The organisation has published new research comparing emissions estimates from ships burning various types of fuels. A ship burning 2.6% sulfur fuel oil with a scrubber produces 59% less particulate matter than one burning VLSFO, but 61% more than one burning 0.10% sulfur MGO, according to the study.
Environmental campaigners have put up resistance to the installation of scrubbers for some years now, with varying degrees of success, the most significant pushback being in the recent run up to IMO 2020. With marine scrubbers having been in use for some 17 years now, in that time some environmental campaigners have also pushed for adoption of the technology.
Several port authorities around the world have introduced bans on the discharge of washwater from open-loop scrubbers within their local waters in the interests of the marine environment, but not only has there has been little serious support at the international or regional level for bans that would affect large sections of the world, owners have continued to receive state funds and so-called "green loans" to adopt the technology.
With use of scrubbers an integral part of IMO's fuel availability study that led to the 2016 decision to implement the 0.50% sulfur cap from 2020, there is concern over what message a u-turn on the tech would send to shipowners who are now being asked to invest billions to meet the IMO 2030 and IMO 2050 emission reduction targets.

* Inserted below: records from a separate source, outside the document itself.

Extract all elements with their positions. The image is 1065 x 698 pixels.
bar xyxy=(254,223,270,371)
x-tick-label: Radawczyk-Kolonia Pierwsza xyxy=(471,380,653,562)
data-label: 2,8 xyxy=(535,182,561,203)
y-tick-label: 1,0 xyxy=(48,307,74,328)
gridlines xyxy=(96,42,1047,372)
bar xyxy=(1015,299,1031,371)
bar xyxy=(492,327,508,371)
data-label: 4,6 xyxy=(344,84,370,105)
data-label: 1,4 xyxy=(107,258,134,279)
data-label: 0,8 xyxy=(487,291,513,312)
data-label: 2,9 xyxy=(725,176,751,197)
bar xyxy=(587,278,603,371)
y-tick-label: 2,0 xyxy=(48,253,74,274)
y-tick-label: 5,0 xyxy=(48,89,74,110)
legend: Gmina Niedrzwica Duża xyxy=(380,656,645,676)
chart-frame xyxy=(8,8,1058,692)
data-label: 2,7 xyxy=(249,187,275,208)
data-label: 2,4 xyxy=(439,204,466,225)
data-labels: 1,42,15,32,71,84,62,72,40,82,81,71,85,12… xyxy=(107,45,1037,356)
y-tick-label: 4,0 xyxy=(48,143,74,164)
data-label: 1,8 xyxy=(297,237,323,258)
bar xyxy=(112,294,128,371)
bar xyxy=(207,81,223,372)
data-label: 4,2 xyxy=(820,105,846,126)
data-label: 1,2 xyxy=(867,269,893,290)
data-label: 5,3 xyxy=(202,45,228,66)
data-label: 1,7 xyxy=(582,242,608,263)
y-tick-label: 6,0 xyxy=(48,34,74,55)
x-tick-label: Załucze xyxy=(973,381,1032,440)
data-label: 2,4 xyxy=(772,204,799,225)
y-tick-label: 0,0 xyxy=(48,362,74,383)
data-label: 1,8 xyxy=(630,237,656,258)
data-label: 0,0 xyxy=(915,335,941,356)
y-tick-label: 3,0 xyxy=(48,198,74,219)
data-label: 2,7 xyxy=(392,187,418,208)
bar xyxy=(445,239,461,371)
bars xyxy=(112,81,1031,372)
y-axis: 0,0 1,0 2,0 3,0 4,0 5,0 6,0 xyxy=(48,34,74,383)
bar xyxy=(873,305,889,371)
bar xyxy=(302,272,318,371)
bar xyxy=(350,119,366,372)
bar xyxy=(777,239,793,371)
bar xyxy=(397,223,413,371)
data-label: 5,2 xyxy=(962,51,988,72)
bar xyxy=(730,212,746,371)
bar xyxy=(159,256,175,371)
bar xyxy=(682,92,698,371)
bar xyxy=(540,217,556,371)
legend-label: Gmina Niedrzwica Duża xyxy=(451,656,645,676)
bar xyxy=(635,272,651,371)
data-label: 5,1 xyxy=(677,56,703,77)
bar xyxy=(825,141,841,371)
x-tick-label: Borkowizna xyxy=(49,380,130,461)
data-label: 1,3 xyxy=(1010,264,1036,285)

Still, the ICCT itself recommends that individual governments take unilateral action against scrubbers within their own waters, and that the IMO ban new scrubber installations and gradually phase out existing ones.
But the oil market has had far greater success in holding back scrubber installations this year. The price spread between high sulfur fuel oil and very low sulfur fuel oil at Rotterdam -- a key measure of the profitability of installing the emissions-cleaning technology -- has dropped to just $66.50/mt on Tuesday, according to Ship & Bunker pricing, down from $298/mt at the end of 2019.
By the time these spreads widen enough again to make scrubbers look more attractive, shipowners may have moved on to investigating alternative bunker fuels instead.